Pour un jeune docteur béninois interrogé par l’Agence Ecofin, le problème ne réside pas dans la qualité de la formation. «Une grande partie des docteurs formés ici poursuivent des carrières brillantes à l’étranger», explique-t-il, estimant que le principal obstacle demeure l’absence d’opportunités locales capables de valoriser ces profils hautement qualifiés.
Le secteur privé contribue également à cette situation. Les enquêtes de la Banque mondiale montrent que seulement 11 % des entreprises d’Afrique subsaharienne investissent dans la recherche et le développement. La majorité privilégie l’adoption de technologies existantes plutôt que la production de nouvelles connaissances, limitant ainsi la demande pour les titulaires de doctorat.
À cette faible implication des entreprises s’ajoute un investissement public insuffisant. Selon l’UNESCO, la plupart des pays africains consacrent moins de 1 % de leur PIB à la recherche et au développement, un niveau largement inférieur à celui des économies industrialisées.
À l’inverse, les pays occidentaux offrent des perspectives plus favorables. Aux États-Unis, près de 86,6 % des docteurs en sciences, ingénierie et santé occupent un emploi, dont plus de la moitié directement lié à leur spécialité. En Europe, l’OCDE estime que le taux d’emploi des titulaires d’un doctorat atteint environ 93 %.
Face à ce contraste, de nombreux chercheurs africains choisissent l’expatriation. Selon l’African Population and Health Research Center, plus de 10 % des Africains titulaires d’un diplôme de troisième cycle émigrent chaque année vers des pays à revenu élevé. Le rapport HAQAA 2023 estime qu’environ 40 000 docteurs africains vivent aujourd’hui hors du continent, privant l’Afrique d’un vivier d’experts indispensable au développement de ses universités, de ses centres de recherche et de ses industries.
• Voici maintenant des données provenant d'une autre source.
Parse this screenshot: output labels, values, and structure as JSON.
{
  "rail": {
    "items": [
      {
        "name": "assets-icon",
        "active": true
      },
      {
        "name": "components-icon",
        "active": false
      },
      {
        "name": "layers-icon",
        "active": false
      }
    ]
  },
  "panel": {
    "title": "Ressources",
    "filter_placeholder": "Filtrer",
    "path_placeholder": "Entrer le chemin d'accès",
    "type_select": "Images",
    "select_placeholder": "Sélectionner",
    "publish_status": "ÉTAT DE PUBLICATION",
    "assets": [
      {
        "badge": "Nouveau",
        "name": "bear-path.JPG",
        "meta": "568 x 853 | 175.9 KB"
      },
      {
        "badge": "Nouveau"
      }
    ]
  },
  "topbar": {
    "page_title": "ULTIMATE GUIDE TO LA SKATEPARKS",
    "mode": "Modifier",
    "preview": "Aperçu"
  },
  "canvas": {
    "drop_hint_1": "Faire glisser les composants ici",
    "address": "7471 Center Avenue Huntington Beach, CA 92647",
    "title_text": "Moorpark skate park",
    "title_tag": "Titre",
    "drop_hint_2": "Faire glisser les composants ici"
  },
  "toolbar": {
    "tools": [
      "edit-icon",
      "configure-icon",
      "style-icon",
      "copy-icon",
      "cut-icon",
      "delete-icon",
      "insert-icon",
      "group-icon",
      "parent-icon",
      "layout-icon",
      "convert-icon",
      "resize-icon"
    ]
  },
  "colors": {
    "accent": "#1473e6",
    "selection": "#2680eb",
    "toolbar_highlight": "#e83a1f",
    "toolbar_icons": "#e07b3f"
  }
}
Pour inverser cette tendance, l’Union africaine, la Banque africaine de développement et l’UNESCO plaident pour un renforcement des investissements dans la recherche, une meilleure collaboration entre universités et entreprises, ainsi qu’une intégration accrue de l’innovation dans les politiques de développement. Sans ces réformes, la fuite des cerveaux continuera de priver le continent des compétences nécessaires pour relever ses défis économiques, scientifiques et technologiques.